What's New in Technology for April 2013
Technology: Six Essential Steps to Thwart a Cyber Attack
Don’t want to be one of the many companies – two thirds of all those hacked – that end up out of business within six months of a cyber attack? Then take some action right now to put six simple steps in place. The National Cyber Security Alliance discovered in its 2012 National Small Business Study that a staggering 87 percent of small businesses had no formal cyber security plan and 69 percent didn’t even have something that might be called an informal security plan. If you are one of these companies, you are an attractive prospect for hackers, who much prefer targets of opportunity and don’t like to have to work too hard.
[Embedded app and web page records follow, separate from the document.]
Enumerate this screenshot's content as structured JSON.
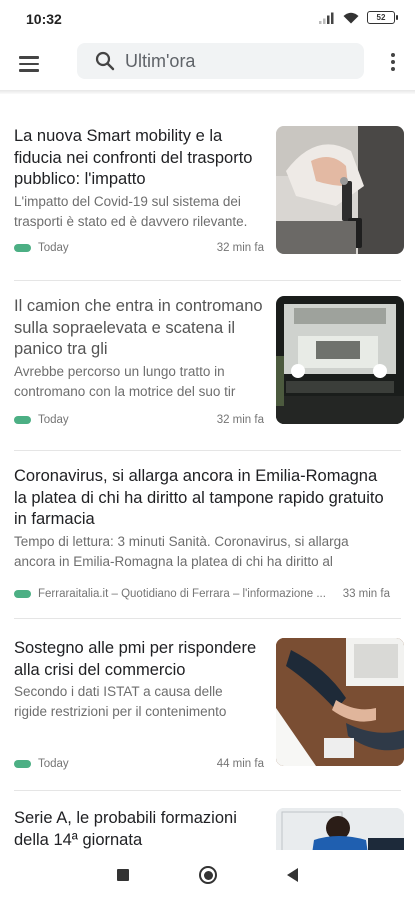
{
  "status_bar": {
    "time": "10:32",
    "battery": "52"
  },
  "search": {
    "value": "Ultim'ora"
  },
  "articles": [
    {
      "title": "La nuova Smart mobility e la fiducia nei confronti del trasporto pubblico: l'impatto",
      "snippet_1": "L'impatto del Covid-19 sul sistema dei",
      "snippet_2": "trasporti è stato ed è davvero rilevante.",
      "source": "Today",
      "time": "32 min fa"
    },
    {
      "title": "Il camion che entra in contromano sulla sopraelevata e scatena il panico tra gli",
      "snippet_1": "Avrebbe percorso un lungo tratto in",
      "snippet_2": "contromano con la motrice del suo tir",
      "source": "Today",
      "time": "32 min fa"
    },
    {
      "title": "Coronavirus, si allarga ancora in Emilia-Romagna la platea di chi ha diritto al tampone rapido gratuito in farmacia",
      "snippet_1": "Tempo di lettura: 3 minuti Sanità. Coronavirus, si allarga",
      "snippet_2": "ancora in Emilia-Romagna la platea di chi ha diritto al",
      "source": "Ferraraitalia.it – Quotidiano di Ferrara – l'informazione ...",
      "time": "33 min fa"
    },
    {
      "title": "Sostegno alle pmi per rispondere alla crisi del commercio",
      "snippet_1": "Secondo i dati ISTAT a causa delle",
      "snippet_2": "rigide restrizioni per il contenimento",
      "source": "Today",
      "time": "44 min fa"
    },
    {
      "title": "Serie A, le probabili formazioni della 14ª giornata"
    }
  ]
}
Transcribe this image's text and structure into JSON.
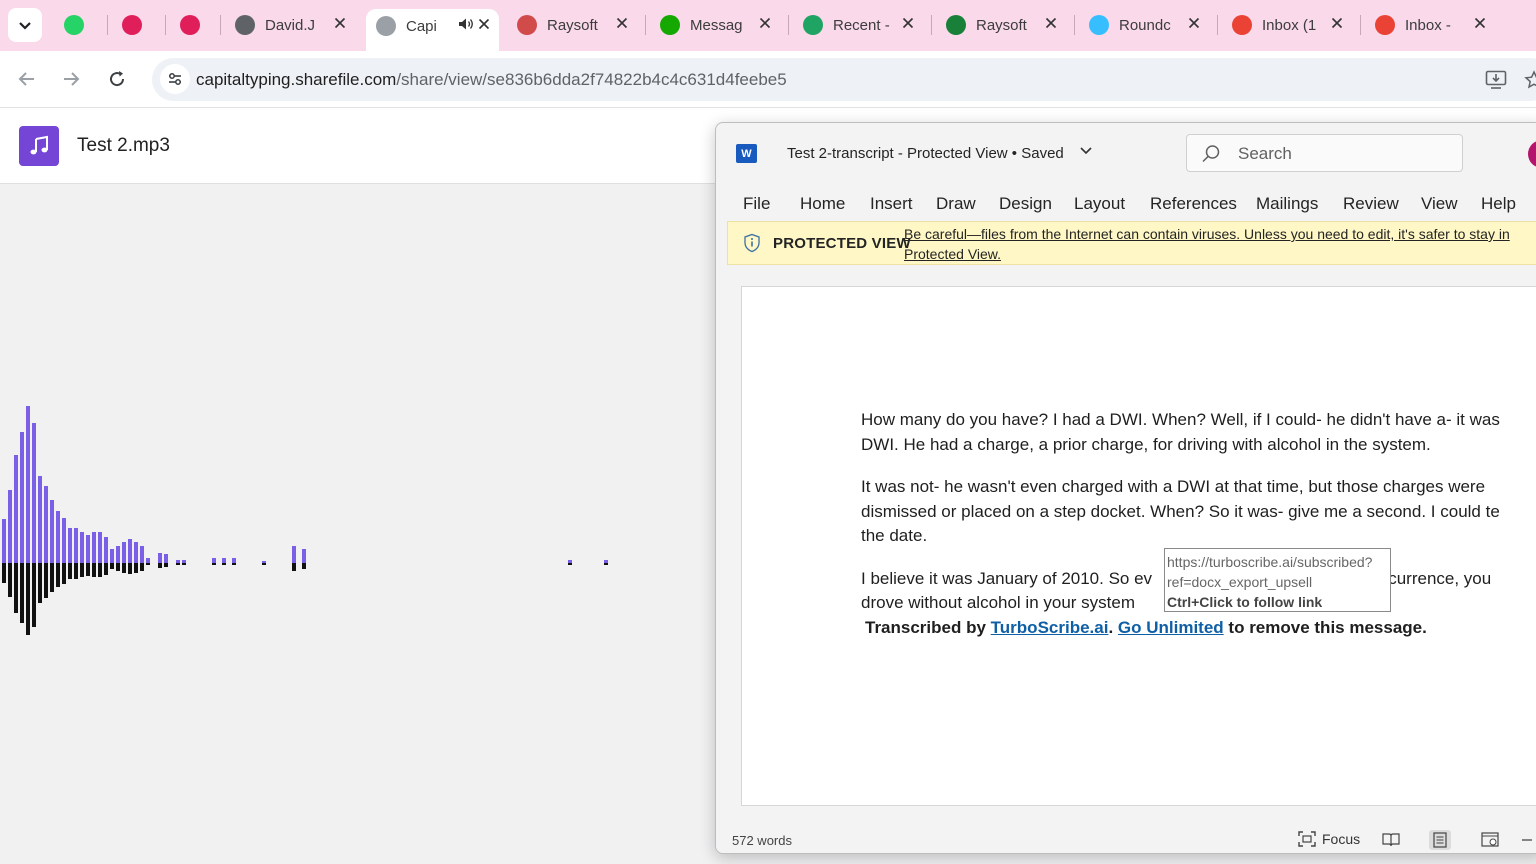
{
  "browser": {
    "tabs": [
      {
        "icon": "whatsapp-icon",
        "color": "#25d366",
        "title": "",
        "closable": false
      },
      {
        "icon": "slack-icon",
        "color": "#e01e5a",
        "title": "",
        "closable": false
      },
      {
        "icon": "slack-icon",
        "color": "#e01e5a",
        "title": "",
        "closable": false
      },
      {
        "icon": "globe-icon",
        "color": "#5f6368",
        "title": "David.J",
        "closable": true
      },
      {
        "icon": "sharefile-icon",
        "color": "#9aa0a6",
        "title": "Capi",
        "closable": true,
        "active": true,
        "audio": true
      },
      {
        "icon": "raysoft-icon",
        "color": "#d24b4b",
        "title": "Raysoft",
        "closable": true
      },
      {
        "icon": "upwork-icon",
        "color": "#14a800",
        "title": "Messag",
        "closable": true
      },
      {
        "icon": "google-drive-icon",
        "color": "#1fa463",
        "title": "Recent -",
        "closable": true
      },
      {
        "icon": "google-sheets-icon",
        "color": "#188038",
        "title": "Raysoft",
        "closable": true
      },
      {
        "icon": "roundcube-icon",
        "color": "#37beff",
        "title": "Roundc",
        "closable": true
      },
      {
        "icon": "gmail-icon",
        "color": "#ea4335",
        "title": "Inbox (1",
        "closable": true
      },
      {
        "icon": "gmail-icon",
        "color": "#ea4335",
        "title": "Inbox -",
        "closable": true
      }
    ],
    "url_host": "capitaltyping.sharefile.com",
    "url_path": "/share/view/se836b6dda2f74822b4c4c631d4feebe5"
  },
  "sharefile": {
    "file_name": "Test 2.mp3",
    "waveform_levels": [
      0.25,
      0.42,
      0.62,
      0.75,
      0.9,
      0.8,
      0.5,
      0.44,
      0.36,
      0.3,
      0.26,
      0.2,
      0.2,
      0.18,
      0.16,
      0.18,
      0.18,
      0.15,
      0.08,
      0.1,
      0.12,
      0.14,
      0.12,
      0.1,
      0.03,
      0.0,
      0.06,
      0.05,
      0.0,
      0.02,
      0.02,
      0.0,
      0.0,
      0.03,
      0.03,
      0.03,
      0.0,
      0.0,
      0.01,
      0.0,
      0.0,
      0.1,
      0.08
    ]
  },
  "word": {
    "doc_title": "Test 2-transcript  -  Protected View • Saved",
    "search_placeholder": "Search",
    "menu": [
      "File",
      "Home",
      "Insert",
      "Draw",
      "Design",
      "Layout",
      "References",
      "Mailings",
      "Review",
      "View",
      "Help"
    ],
    "protected_label": "PROTECTED VIEW",
    "protected_message": "Be careful—files from the Internet can contain viruses. Unless you need to edit, it's safer to stay in Protected View.",
    "paragraphs": [
      [
        "How many do you have? I had a DWI. When? Well, if I could- he didn't have a- it was",
        "DWI. He had a charge, a prior charge, for driving with alcohol in the system."
      ],
      [
        "It was not- he wasn't even charged with a DWI at that time, but those charges were",
        "dismissed or placed on a step docket. When? So it was- give me a second. I could te",
        "the date."
      ],
      [
        "I believe it was January of 2010. So ev                                          or occurrence, you",
        "drove without alcohol in your system                                     ny?"
      ]
    ],
    "credit_prefix": "Transcribed by",
    "credit_link": "TurboScribe.ai",
    "credit_sep": ".",
    "credit_cta": "Go Unlimited",
    "credit_suffix": "to remove this message.",
    "tooltip_url_1": "https://turboscribe.ai/subscribed?",
    "tooltip_url_2": "ref=docx_export_upsell",
    "tooltip_cmd": "Ctrl+Click to follow link",
    "word_count": "572 words",
    "focus_label": "Focus"
  }
}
Any data that you store – credit cards, employees’ Social Security numbers and bank account details – should be encrypted. This is basic information cyber crooks want, and it’s vulnerable when it is sitting at rest. Most current operating systems on computers have standard full-disk encryption tools. Once you activate this feature, it automatically encrypts every file and program without any real lag in performance. The system only kicks in when users are logged off, which means cyber criminals can try to hack in while your systems are running. To get the best out of the automatic encryption process, set all computers to automatically log off after 10 or 15 minutes.
Lock Down Computer Hardware
Some thieves like to make off with your computers and hack into them off-site. Make their job harder. Lock down office computers, keep server room doors closed and locked. If you rely on laptops or iPads, installing covert tracking software could be a worthwhile investment.
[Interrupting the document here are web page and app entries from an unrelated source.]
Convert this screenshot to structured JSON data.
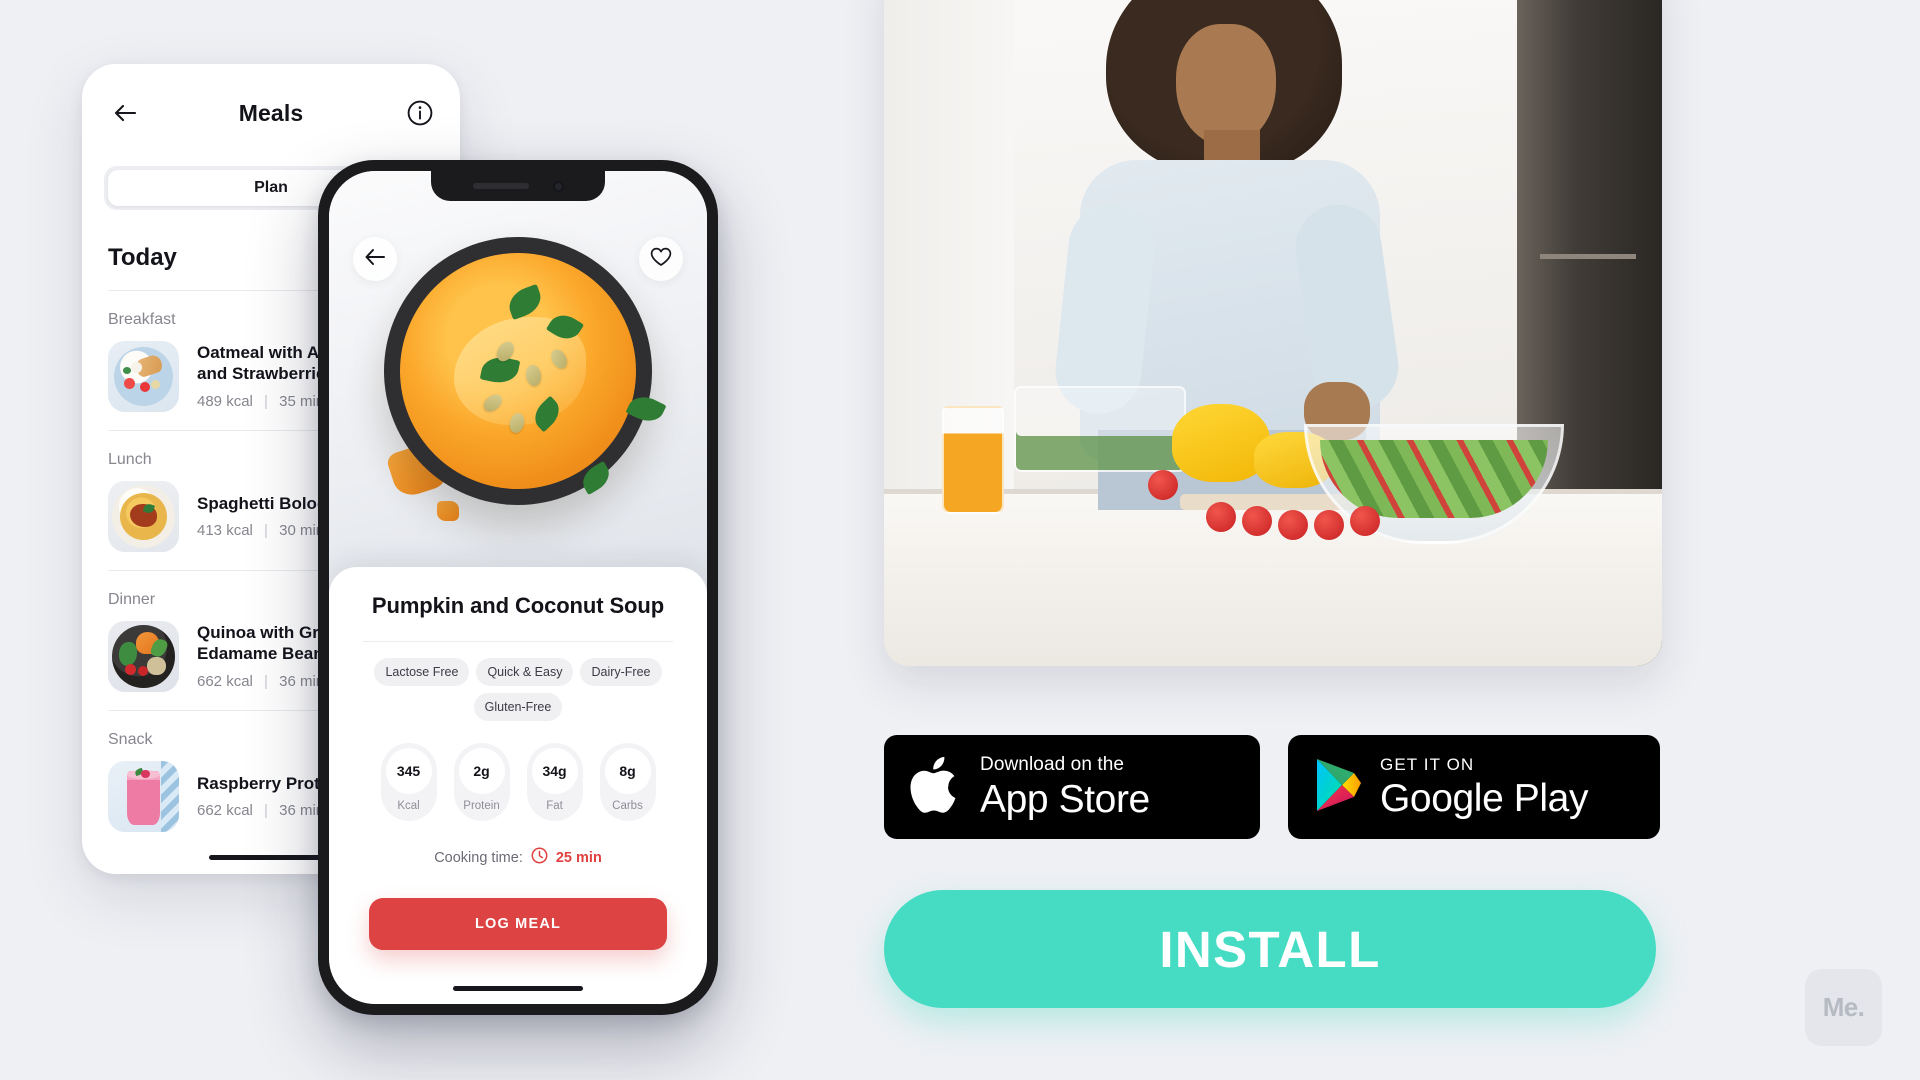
{
  "back_phone": {
    "header": {
      "title": "Meals",
      "back_icon": "arrow-left-icon",
      "info_icon": "info-circle-icon"
    },
    "segmented": {
      "selected": "Plan"
    },
    "day_label": "Today",
    "groups": [
      {
        "label": "Breakfast",
        "meal": {
          "name": "Oatmeal with Almonds and Strawberries",
          "kcal": "489 kcal",
          "time": "35 min",
          "thumb": "oatmeal-strawberries-thumb"
        }
      },
      {
        "label": "Lunch",
        "meal": {
          "name": "Spaghetti Bolognese",
          "kcal": "413 kcal",
          "time": "30 min",
          "thumb": "spaghetti-bolognese-thumb"
        }
      },
      {
        "label": "Dinner",
        "meal": {
          "name": "Quinoa with Greens and Edamame Beans",
          "kcal": "662 kcal",
          "time": "36 min",
          "thumb": "quinoa-bowl-thumb"
        }
      },
      {
        "label": "Snack",
        "meal": {
          "name": "Raspberry Protein Shake",
          "kcal": "662 kcal",
          "time": "36 min",
          "thumb": "raspberry-shake-thumb"
        }
      }
    ],
    "meta_divider": "|"
  },
  "front_phone": {
    "back_icon": "arrow-left-icon",
    "favorite_icon": "heart-icon",
    "hero_image": "pumpkin-coconut-soup-photo",
    "recipe_title": "Pumpkin and Coconut Soup",
    "tags": [
      "Lactose Free",
      "Quick & Easy",
      "Dairy-Free",
      "Gluten-Free"
    ],
    "nutrition": [
      {
        "value": "345",
        "label": "Kcal"
      },
      {
        "value": "2g",
        "label": "Protein"
      },
      {
        "value": "34g",
        "label": "Fat"
      },
      {
        "value": "8g",
        "label": "Carbs"
      }
    ],
    "cooking_time_label": "Cooking time:",
    "cooking_time_value": "25 min",
    "cooking_time_icon": "clock-icon",
    "log_meal_label": "LOG MEAL"
  },
  "promo": {
    "photo_alt": "woman-cooking-salad-photo",
    "app_store": {
      "icon": "apple-logo-icon",
      "small": "Download on the",
      "big": "App Store"
    },
    "google_play": {
      "icon": "google-play-icon",
      "small": "GET IT ON",
      "big": "Google Play"
    },
    "install_label": "INSTALL",
    "watermark": "Me."
  },
  "colors": {
    "accent_red": "#dd4342",
    "install_teal": "#46dcc4",
    "page_bg": "#eff0f4"
  }
}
Secure Your Wi-Fi Networks
Crooks can easily detect unlocked or poorly protected Wi-Fi networks. If you can avoid having a wireless network, do so. Use a wired one. If you do use wireless, disable the service set identifier on the wireless router to hide the network from anyone who does not have the exact network name. Keep your Wi-Fi updated to the latest encryption standards – the old versions were cracked years ago.
Invest in Current Anti-Malware and Anti-Virus Protection
Malicious software and viruses remain the single biggest threat to computer security. Arriving via spam emails or harmful websites, malware can install codes that run in the background to capture key strokes and login data. Most anti-malware is reactionary in nature – developed after a breach has occurred somewhere. It’s vital to keep your anti-virus and anti-malware protection up-to-date, to be alert to scams, phishing and email spoofing, and to install browser updates promptly.
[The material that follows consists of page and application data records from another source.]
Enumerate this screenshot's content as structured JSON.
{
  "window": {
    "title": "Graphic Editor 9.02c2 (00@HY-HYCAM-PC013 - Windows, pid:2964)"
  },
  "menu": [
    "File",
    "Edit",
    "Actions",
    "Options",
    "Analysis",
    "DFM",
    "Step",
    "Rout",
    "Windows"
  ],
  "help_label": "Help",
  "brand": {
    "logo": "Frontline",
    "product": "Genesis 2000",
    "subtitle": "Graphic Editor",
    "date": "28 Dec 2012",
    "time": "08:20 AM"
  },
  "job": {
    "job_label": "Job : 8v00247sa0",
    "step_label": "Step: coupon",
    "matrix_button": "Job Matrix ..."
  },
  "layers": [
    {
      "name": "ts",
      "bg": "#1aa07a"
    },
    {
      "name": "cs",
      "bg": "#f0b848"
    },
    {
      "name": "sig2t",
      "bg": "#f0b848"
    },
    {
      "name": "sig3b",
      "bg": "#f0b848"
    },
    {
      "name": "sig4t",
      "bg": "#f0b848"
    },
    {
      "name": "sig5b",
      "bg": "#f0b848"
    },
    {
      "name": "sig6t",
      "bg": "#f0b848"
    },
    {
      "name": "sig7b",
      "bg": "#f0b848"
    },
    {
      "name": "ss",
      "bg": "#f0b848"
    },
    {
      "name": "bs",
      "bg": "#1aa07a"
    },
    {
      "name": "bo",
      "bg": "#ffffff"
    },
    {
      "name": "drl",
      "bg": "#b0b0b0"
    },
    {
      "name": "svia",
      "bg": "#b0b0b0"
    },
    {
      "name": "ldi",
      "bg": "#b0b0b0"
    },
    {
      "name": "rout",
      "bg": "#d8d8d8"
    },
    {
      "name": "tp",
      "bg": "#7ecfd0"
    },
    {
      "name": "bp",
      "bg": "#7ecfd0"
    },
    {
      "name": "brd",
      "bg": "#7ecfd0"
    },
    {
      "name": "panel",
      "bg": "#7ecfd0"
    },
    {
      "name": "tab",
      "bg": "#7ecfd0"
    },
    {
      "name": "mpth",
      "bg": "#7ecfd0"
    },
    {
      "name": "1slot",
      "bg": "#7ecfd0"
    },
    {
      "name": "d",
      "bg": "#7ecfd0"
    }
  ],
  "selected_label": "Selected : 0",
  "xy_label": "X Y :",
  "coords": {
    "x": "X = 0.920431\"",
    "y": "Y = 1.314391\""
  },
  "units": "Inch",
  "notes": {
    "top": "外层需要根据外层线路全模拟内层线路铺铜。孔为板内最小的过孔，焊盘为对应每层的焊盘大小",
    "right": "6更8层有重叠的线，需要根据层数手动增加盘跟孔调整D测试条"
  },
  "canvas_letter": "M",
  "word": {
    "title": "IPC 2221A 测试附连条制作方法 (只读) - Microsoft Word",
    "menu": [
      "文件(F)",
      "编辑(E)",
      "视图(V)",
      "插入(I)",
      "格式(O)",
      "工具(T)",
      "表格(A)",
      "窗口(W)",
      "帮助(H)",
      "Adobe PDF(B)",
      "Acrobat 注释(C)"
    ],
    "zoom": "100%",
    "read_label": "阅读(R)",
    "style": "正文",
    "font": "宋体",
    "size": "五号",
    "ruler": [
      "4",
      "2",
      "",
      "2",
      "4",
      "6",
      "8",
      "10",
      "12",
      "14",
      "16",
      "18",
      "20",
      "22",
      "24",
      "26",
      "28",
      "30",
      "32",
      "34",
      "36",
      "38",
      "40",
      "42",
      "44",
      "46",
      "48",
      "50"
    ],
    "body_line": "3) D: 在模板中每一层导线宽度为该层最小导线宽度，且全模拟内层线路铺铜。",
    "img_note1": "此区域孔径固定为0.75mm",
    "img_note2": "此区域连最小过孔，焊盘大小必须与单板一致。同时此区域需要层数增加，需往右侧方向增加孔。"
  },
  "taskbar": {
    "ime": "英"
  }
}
Every business needs a formal Internet policy that explains appropriate online activities for employees and defines prohibited ones. It is important that you make it clear that company policies are based on your Network Security Plan, designed to keep the company’s data safe. You may wish to limit employee access to personal email or social media on their own smart phones, requiring that they use their own connections and not the company’s Wi-Fi. You might also prohibit staff from downloading or opening attachments that don’t relate to company business.
Hire Outside Help
For some businesses, it makes sense to retain an Internet-based data-security firm to maintain and keep IT systems safe remotely. As more day-to-day business involves cloud-based computing, this option makes sense for more companies. Some small business owners simply prefer not to deal with the possible liability of a cyber attack. If you go this route, make sure you understand what the contractor will take responsibility for in the event of data loss.